Fine-grained Prompt Screening: Defending Against Backdoor Attack on Text-to-Image Diffusion Models

Fine-grained Prompt Screening: Defending Against Backdoor Attack on Text-to-Image Diffusion Models

Yiran Xu, Nan Zhong, Guobiao Li, Anda Cheng, Yinggui Wang, Zhenxing Qian, Xinpeng Zhang

Proceedings of the Thirty-Fourth International Joint Conference on Artificial Intelligence
Main Track. Pages 601-609. https://doi.org/10.24963/ijcai.2025/68

Text-to-image (T2I) diffusion models exhibit impressive generation capabilities in recently studies.
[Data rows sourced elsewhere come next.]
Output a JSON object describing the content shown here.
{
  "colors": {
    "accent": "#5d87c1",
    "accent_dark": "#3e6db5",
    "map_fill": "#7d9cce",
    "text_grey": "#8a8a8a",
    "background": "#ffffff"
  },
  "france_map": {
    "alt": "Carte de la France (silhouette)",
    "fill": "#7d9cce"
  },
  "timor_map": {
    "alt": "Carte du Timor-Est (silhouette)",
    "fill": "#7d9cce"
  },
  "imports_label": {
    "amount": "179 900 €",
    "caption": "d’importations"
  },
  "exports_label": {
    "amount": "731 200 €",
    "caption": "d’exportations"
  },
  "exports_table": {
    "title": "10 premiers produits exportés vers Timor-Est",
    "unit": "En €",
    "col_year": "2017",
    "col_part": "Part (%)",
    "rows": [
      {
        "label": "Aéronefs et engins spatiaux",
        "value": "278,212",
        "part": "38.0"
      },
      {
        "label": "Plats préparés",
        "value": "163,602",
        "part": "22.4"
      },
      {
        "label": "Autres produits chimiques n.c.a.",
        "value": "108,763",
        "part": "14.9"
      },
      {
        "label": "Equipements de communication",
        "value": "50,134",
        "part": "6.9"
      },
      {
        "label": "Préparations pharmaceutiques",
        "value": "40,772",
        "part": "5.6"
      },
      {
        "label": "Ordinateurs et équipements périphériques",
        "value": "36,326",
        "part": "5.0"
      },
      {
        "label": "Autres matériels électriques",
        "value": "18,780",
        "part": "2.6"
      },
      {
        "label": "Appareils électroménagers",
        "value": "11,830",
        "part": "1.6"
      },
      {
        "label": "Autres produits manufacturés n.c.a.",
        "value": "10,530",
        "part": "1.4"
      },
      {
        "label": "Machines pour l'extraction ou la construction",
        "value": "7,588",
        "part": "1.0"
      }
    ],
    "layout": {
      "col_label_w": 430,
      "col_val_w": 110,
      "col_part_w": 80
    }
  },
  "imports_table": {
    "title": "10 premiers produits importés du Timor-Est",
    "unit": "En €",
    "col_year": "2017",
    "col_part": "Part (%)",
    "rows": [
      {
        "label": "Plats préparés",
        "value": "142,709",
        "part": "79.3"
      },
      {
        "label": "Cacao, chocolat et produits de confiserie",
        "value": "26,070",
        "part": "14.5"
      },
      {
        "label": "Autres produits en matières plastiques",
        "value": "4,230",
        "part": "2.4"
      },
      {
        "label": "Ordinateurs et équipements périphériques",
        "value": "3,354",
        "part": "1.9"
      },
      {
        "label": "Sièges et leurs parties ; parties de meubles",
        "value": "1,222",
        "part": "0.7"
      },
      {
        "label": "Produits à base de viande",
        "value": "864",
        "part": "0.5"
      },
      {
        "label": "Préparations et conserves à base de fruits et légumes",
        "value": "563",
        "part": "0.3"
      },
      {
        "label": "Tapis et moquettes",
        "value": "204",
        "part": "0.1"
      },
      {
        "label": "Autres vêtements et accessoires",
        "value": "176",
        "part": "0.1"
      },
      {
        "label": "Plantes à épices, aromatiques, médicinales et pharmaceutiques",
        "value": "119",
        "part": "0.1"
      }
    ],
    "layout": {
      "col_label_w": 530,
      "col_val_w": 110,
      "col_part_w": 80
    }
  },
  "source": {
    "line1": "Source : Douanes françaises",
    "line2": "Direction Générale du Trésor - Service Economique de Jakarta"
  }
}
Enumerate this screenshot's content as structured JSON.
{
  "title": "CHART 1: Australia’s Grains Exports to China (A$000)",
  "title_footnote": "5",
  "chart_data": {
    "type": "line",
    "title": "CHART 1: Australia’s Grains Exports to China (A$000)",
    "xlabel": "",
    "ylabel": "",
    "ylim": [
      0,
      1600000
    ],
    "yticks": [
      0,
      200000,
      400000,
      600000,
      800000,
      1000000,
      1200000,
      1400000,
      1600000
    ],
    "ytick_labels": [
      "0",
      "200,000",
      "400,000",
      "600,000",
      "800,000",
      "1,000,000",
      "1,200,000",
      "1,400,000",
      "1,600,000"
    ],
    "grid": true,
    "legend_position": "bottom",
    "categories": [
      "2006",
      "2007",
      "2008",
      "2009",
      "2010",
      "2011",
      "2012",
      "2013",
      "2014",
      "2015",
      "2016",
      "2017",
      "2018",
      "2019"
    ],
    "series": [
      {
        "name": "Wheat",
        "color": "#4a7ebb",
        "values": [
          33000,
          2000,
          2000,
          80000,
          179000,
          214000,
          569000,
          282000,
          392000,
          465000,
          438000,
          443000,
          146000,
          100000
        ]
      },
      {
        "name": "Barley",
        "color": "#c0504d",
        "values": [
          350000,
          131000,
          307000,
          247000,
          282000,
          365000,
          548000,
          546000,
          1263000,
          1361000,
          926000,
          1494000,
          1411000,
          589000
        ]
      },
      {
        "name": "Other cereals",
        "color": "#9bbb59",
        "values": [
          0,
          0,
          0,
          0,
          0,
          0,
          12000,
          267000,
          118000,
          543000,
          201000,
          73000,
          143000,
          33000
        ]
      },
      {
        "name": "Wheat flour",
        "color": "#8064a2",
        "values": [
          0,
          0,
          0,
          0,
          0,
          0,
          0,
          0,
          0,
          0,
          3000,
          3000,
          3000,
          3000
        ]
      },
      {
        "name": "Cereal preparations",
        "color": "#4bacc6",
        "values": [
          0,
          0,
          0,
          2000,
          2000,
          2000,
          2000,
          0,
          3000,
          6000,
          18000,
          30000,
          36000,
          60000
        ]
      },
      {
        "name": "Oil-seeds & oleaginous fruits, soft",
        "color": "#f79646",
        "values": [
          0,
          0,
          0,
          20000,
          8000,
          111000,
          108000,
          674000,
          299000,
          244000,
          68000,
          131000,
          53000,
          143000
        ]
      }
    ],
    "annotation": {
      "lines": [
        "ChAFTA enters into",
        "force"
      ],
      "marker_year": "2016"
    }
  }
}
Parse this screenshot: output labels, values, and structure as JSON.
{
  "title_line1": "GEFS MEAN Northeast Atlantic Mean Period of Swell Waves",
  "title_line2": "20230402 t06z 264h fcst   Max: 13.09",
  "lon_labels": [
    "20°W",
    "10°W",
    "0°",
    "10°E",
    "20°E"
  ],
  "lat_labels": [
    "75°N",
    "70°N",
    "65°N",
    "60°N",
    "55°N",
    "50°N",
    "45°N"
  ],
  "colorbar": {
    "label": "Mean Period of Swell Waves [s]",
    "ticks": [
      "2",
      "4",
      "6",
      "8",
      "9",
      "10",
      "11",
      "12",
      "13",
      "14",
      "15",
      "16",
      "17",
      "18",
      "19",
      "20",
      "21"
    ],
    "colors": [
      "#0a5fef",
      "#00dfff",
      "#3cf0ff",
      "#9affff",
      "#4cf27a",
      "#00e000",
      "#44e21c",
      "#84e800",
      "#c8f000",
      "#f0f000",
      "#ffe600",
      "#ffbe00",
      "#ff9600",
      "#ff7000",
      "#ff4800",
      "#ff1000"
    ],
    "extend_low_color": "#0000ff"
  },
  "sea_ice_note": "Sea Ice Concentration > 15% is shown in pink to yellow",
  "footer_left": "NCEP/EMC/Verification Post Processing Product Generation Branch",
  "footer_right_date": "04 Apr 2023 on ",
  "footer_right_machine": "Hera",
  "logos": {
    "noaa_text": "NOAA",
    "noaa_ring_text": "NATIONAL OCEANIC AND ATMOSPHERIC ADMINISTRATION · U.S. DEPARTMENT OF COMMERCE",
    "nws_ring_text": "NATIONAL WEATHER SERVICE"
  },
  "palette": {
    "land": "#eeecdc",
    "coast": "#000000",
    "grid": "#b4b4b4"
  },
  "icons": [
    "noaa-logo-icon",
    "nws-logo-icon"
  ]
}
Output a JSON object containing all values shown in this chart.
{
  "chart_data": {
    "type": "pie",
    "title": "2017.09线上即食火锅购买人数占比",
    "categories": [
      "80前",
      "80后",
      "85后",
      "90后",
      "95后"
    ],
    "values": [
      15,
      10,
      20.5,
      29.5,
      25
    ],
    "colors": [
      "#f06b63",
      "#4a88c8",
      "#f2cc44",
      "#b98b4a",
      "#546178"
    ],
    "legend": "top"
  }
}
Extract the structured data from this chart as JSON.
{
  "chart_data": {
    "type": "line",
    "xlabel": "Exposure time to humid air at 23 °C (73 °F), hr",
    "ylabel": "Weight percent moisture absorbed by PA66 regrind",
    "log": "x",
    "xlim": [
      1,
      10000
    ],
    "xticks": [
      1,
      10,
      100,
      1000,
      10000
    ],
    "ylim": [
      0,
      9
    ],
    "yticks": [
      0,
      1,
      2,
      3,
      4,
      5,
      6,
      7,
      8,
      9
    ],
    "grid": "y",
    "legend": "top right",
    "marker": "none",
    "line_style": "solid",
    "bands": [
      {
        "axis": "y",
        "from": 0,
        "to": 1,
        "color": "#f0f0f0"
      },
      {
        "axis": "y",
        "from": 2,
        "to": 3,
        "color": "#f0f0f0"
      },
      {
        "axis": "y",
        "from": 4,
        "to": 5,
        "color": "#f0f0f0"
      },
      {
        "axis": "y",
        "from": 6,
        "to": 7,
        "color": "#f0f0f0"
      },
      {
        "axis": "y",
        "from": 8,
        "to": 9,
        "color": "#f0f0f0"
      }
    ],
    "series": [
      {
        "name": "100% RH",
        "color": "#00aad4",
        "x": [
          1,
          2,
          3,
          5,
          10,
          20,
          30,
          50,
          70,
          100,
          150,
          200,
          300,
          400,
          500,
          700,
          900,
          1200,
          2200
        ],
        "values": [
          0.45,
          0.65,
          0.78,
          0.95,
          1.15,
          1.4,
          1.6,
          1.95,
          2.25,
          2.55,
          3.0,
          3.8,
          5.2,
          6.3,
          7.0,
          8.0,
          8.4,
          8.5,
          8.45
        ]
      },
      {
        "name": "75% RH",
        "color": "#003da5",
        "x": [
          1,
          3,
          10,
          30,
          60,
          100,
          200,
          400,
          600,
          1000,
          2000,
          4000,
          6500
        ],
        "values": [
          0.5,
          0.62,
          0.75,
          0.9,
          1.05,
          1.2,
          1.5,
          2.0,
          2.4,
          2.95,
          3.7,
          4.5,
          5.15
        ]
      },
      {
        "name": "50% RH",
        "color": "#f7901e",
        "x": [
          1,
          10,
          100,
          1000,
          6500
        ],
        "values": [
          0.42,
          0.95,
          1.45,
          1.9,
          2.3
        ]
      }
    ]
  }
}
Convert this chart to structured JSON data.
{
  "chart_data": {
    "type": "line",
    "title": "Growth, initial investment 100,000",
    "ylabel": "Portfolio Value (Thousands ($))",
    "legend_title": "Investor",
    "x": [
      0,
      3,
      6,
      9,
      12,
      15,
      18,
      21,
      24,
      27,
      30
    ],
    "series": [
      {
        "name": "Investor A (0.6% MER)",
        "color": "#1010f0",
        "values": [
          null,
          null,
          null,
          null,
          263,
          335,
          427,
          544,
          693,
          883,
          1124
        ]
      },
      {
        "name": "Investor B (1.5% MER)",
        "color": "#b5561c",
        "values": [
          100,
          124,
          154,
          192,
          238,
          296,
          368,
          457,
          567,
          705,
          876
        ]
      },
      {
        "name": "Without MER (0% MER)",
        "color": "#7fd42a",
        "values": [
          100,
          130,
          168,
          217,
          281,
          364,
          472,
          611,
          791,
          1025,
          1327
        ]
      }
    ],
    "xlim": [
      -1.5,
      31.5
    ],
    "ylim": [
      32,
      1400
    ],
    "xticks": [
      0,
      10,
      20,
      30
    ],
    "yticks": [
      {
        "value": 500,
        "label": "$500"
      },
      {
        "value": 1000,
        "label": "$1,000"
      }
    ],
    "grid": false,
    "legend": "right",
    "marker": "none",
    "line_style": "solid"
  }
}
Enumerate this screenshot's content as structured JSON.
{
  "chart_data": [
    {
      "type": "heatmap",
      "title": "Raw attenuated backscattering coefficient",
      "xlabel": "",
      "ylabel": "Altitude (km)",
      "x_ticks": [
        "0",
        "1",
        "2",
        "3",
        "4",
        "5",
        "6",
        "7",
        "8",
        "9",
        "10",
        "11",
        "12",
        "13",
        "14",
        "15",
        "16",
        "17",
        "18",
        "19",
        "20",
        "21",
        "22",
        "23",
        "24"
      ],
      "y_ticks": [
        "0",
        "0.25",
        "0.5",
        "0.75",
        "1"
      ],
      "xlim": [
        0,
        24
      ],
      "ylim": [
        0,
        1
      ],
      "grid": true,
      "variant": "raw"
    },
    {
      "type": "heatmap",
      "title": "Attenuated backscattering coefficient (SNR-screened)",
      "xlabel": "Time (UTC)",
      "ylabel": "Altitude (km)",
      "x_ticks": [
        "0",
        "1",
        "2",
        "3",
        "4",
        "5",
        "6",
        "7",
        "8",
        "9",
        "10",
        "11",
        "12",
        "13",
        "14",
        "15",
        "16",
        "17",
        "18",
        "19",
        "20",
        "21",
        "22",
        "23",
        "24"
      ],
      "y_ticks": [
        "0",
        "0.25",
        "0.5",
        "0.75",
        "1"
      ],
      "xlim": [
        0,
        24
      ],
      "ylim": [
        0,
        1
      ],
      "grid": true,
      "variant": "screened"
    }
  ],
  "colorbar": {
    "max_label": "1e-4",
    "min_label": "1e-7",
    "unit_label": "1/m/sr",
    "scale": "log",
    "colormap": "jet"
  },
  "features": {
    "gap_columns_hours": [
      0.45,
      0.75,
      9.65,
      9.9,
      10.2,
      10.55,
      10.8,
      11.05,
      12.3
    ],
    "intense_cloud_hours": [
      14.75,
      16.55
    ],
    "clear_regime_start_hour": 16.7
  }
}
However, they are vulnerable to backdoor attacks, where model outputs are manipulated by malicious triggers. In this paper, we propose a novel input-level defense method, called Fine-grained Prompt Screening (GrainPS). Our method is motivated by the phenomenon, i.e., Semantics Misalignment, where the backdoor trigger causes the inconsistency between the cross-attention projections of object words (the key words to determine the main content of the generated image) and their true semantics. In particular, we divide each prompt into pieces and conduct fine-grained analysis by examining the impact of the trigger on object words in the cross-attention layers rather than their global influence on the entire generated image. To assess the impact of each word on object words, we formulate "semantics alignment score'' as the metric with a carefully crafted detection strategy to identify the trigger. Therefore, our implementation can detect backdoor input prompts and localize of triggers simultaneously. Evaluations across four advanced backdoor attack scenarios demonstrate the effectiveness of our proposed defense method.
Keywords:
AI Ethics, Trust, Fairness: ETF: Trustworthy AI
AI Ethics, Trust, Fairness: ETF: Safety and robustness